Please see the following links for what Dok has mentioned:
https://forum.pfsense.org/index.php?topic=86212.msg548324#msg548324
https://forum.pfsense.org/index.php?topic=86212.msg553921#msg553921
https://forum.pfsense.org/index.php?topic=102071.0 -
OK a clever friend of mine found the solution.
When I setup PFB it auto created rules.
The list action was set to "Deny" by change that to "Alias Deny" and deleting and recreating the rules manually.
This fixed the sorting order issue where the rules would move in priority.I also see the logic doktornotor shared.
Rather thank blocking 4,225,000,000 port combinations and 3,706,452,992 public IP addresses causing much computational overhead.
It is better rather to make selective entries to PFB specific openings and let pfSense do that inherently and not globally blocking everything using PFB because pf already does all that.Thank you everyone for your help I really appreciate your support.
Now I do not have an absurd WTF setup. (: -
@dougc420:
OK a clever friend of mine found the solution.
When I setup PFB it auto created rules.
The list action was set to "Deny" by change that to "Alias Deny" and deleting and recreating the rules manually.
This fixed the sorting order issue where the rules would move in priority.I also see the logic doktornotor shared.
Rather thank blocking 4,225,000,000 port combinations and 3,706,452,992 public IP addresses causing much computational overhead.
It is better rather to make selective entries to PFB specific openings and let pfSense do that inherently and not globally blocking everything using PFB because pf already does all that.Thank you everyone for your help I really appreciate your support.
Now I do not have an absurd WTF setup. (:+1, this solved it for me as well.
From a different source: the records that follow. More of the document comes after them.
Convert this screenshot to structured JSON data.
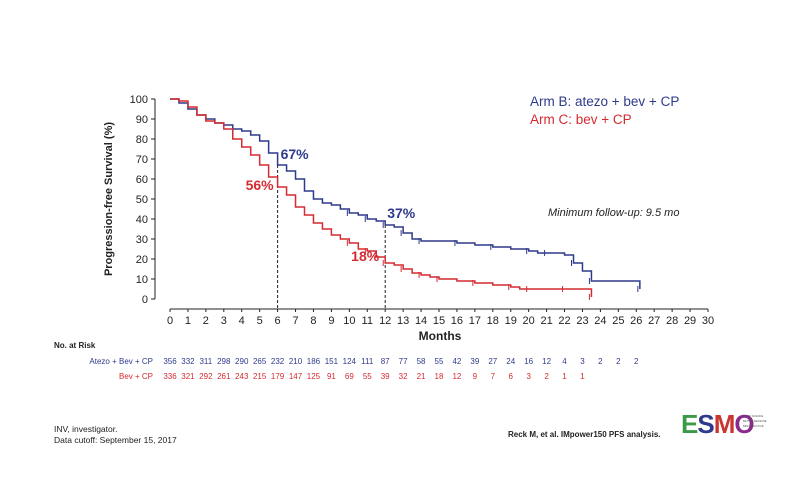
{
  "chart_data": {
    "type": "line",
    "subtype": "kaplan-meier",
    "xlabel": "Months",
    "ylabel": "Progression-free Survival (%)",
    "xlim": [
      0,
      30
    ],
    "ylim": [
      0,
      100
    ],
    "x_ticks": [
      "0",
      "1",
      "2",
      "3",
      "4",
      "5",
      "6",
      "7",
      "8",
      "9",
      "10",
      "11",
      "12",
      "13",
      "14",
      "15",
      "16",
      "17",
      "18",
      "19",
      "20",
      "21",
      "22",
      "23",
      "24",
      "25",
      "26",
      "27",
      "28",
      "29",
      "30"
    ],
    "y_ticks": [
      "0",
      "10",
      "20",
      "30",
      "40",
      "50",
      "60",
      "70",
      "80",
      "90",
      "100"
    ],
    "series": [
      {
        "name": "Arm B: atezo + bev + CP",
        "color": "#2e3a8c",
        "x": [
          0,
          0.5,
          1,
          1.5,
          2,
          2.5,
          3,
          3.5,
          4,
          4.5,
          5,
          5.5,
          6,
          6.5,
          7,
          7.5,
          8,
          8.5,
          9,
          9.5,
          10,
          10.5,
          11,
          11.5,
          12,
          12.5,
          13,
          13.5,
          14,
          15,
          16,
          17,
          18,
          19,
          20,
          20.5,
          21,
          22,
          22.5,
          23,
          23.5,
          25,
          26.2
        ],
        "values": [
          100,
          98,
          95,
          92,
          90,
          88,
          87,
          85,
          84,
          82,
          79,
          73,
          67,
          64,
          60,
          54,
          50,
          48,
          47,
          45,
          43,
          42,
          40,
          39,
          37,
          36,
          33,
          30,
          29,
          29,
          28,
          27,
          26,
          25,
          24,
          23,
          23,
          22,
          18,
          14,
          9,
          9,
          5
        ]
      },
      {
        "name": "Arm C: bev + CP",
        "color": "#d42b32",
        "x": [
          0,
          0.5,
          1,
          1.5,
          2,
          2.5,
          3,
          3.5,
          4,
          4.5,
          5,
          5.5,
          6,
          6.5,
          7,
          7.5,
          8,
          8.5,
          9,
          9.5,
          10,
          10.5,
          11,
          11.5,
          12,
          12.5,
          13,
          13.5,
          14,
          14.5,
          15,
          16,
          17,
          18,
          19,
          19.5,
          20,
          21,
          22,
          23,
          23.5
        ],
        "values": [
          100,
          99,
          96,
          92,
          89,
          88,
          85,
          80,
          76,
          72,
          67,
          61,
          56,
          52,
          46,
          42,
          38,
          35,
          32,
          30,
          28,
          25,
          24,
          21,
          18,
          17,
          15,
          13,
          12,
          11,
          10,
          9,
          8,
          7,
          6,
          5,
          5,
          5,
          5,
          5,
          1
        ]
      }
    ],
    "legend": [
      "Arm B: atezo + bev + CP",
      "Arm C: bev + CP"
    ],
    "legend_position": "top-right",
    "annotations": [
      {
        "text": "67%",
        "series": "Arm B: atezo + bev + CP",
        "at_month": 6,
        "value": 67
      },
      {
        "text": "56%",
        "series": "Arm C: bev + CP",
        "at_month": 6,
        "value": 56
      },
      {
        "text": "37%",
        "series": "Arm B: atezo + bev + CP",
        "at_month": 12,
        "value": 37
      },
      {
        "text": "18%",
        "series": "Arm C: bev + CP",
        "at_month": 12,
        "value": 18
      }
    ],
    "reference_lines_at_months": [
      6,
      12
    ],
    "note": "Minimum follow-up: 9.5 mo"
  },
  "risk_table": {
    "title": "No. at Risk",
    "rows": [
      {
        "label": "Atezo + Bev + CP",
        "color": "#2e3a8c",
        "values": [
          "356",
          "332",
          "311",
          "298",
          "290",
          "265",
          "232",
          "210",
          "186",
          "151",
          "124",
          "111",
          "87",
          "77",
          "58",
          "55",
          "42",
          "39",
          "27",
          "24",
          "16",
          "12",
          "4",
          "3",
          "2",
          "2",
          "2"
        ]
      },
      {
        "label": "Bev + CP",
        "color": "#d42b32",
        "values": [
          "336",
          "321",
          "292",
          "261",
          "243",
          "215",
          "179",
          "147",
          "125",
          "91",
          "69",
          "55",
          "39",
          "32",
          "21",
          "18",
          "12",
          "9",
          "7",
          "6",
          "3",
          "2",
          "1",
          "1"
        ]
      }
    ]
  },
  "footer": {
    "line1": "INV, investigator.",
    "line2": "Data cutoff: September 15, 2017",
    "source": "Reck M, et al. IMpower150 PFS analysis."
  },
  "logo": {
    "text": "ESMO",
    "tagline": [
      "GOOD SCIENCE",
      "BETTER MEDICINE",
      "BEST PRACTICE"
    ],
    "colors": [
      "#3a9a46",
      "#2e3a8c",
      "#c9352f",
      "#8a2a8c"
    ]
  }
}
My issue was I wanted to block the same IP's on LAN and WAN, but I needed the order to be different on the interfaces as I needed passthrough rules on the LAN, which obviously didn't work. Only drawback I seem to be getting due to this approach is that Alerts in the pfblockerNG now is empty so it is challenging to know which block list actually initiated a block. edit Duh, forgot to mark "log this".